The music of Mexico is extraordinarily diverse and features a wide range of different musical styles. The most well-known Mexican genre by far is mariachi, a style of traditional Mexican son which is considered old-fashioned but respected traditional music and is usually listened to as modern music. Mexican ranchera (country music) styles, including norteño and banda, are not only popular within Mexico itself, but they are also frequently enjoyed by Mexican immigrants in both rural and urban American communities. Norteño, similar to Tejano music and Tex-Mex, arose in the 1930s and 40s in the Rio Grande border region of southern Texas. Influenced by Bohemian immigrant miners, its rhythm was derived from the European polka dance popular during the 1800s. Banda, similar to norteño in musical form, originated from the Mexico state of Sinaloa during the 1960s. Other new styles such as cumbia, pop, and rock have seen increased popularity as the music of Mexico faces a new generation of young people.

Southern Mexican folk music is centered around the marimba, which remains popular in Chiapas and Oaxaca. In Yucatán the traditional Jarana music and dance is popular.

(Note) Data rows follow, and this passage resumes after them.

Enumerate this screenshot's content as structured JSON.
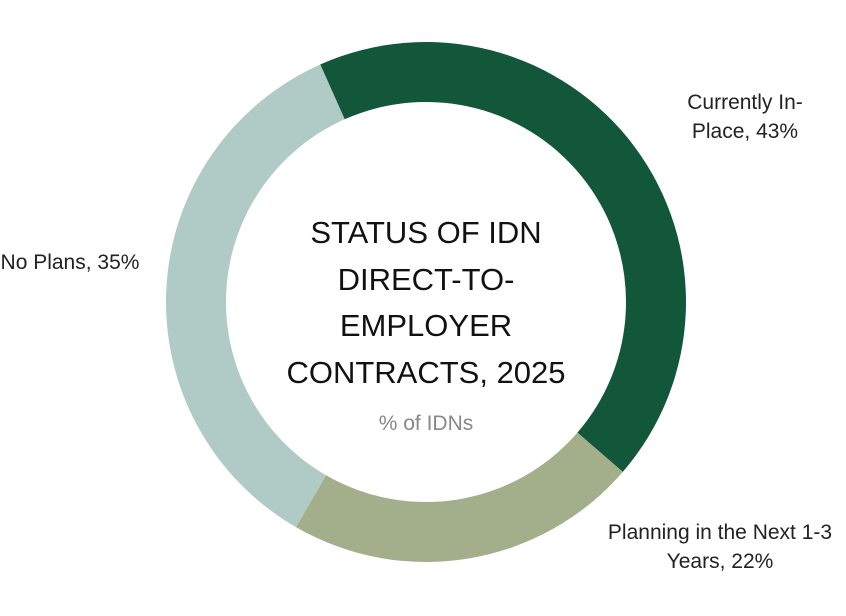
{
  "chart_data": {
    "type": "donut",
    "title": "STATUS OF IDN DIRECT-TO-EMPLOYER CONTRACTS, 2025",
    "subtitle": "% of IDNs",
    "values": [
      43,
      22,
      35
    ],
    "value_labels": [
      "Currently In-Place, 43%",
      "Planning in the Next 1-3 Years, 22%",
      "No Plans, 35%"
    ],
    "colors": [
      "#12573a",
      "#a3ae8a",
      "#b0cbc6"
    ]
  }
}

Modern Mexican musical styles are also changing Mexican music. Cumbia, pop, hip-hop, and rock, which are heavily influenced by music from the Caribbean islands and the United States, are increasingly becoming popular among Mexican youths on both sides of the border.

 

Mexican Music:

Mariachi

Jarochos

Arpa Grande

Abajenos and Istmenos

Son Huasteco

Mexican Ranchera

Norteño

Banda

Duranguense

Cumbia and pop
 

 


In the 1940s, Mexican music began its rise to international fame, just as Cuban music was topping charts across the globe. Since then, Mexico has absorbed influences from across Latin America, most especially include Colombian cumbia, which is now as much or more known as a Mexican trend than a Colombian one.

Mexican pop music derives from a mixture of Spanish, African and Aztec or other indigenous sources. Related to Cuban son montuno and Venezuelan joropo, Mexican son arose in the 18th century. It is similar to, but historically and characteristically distinct from, Cuban son montuno, despite the similarity in nomenclature. Nine or ten styles of Mexican son have been popular, including mariachi. Mexican son has been rural for most of its history, and requires audience participation for zapateado, or foot-stamping done in a counter-rhythm. Most bands use string instruments and improvised lyrics.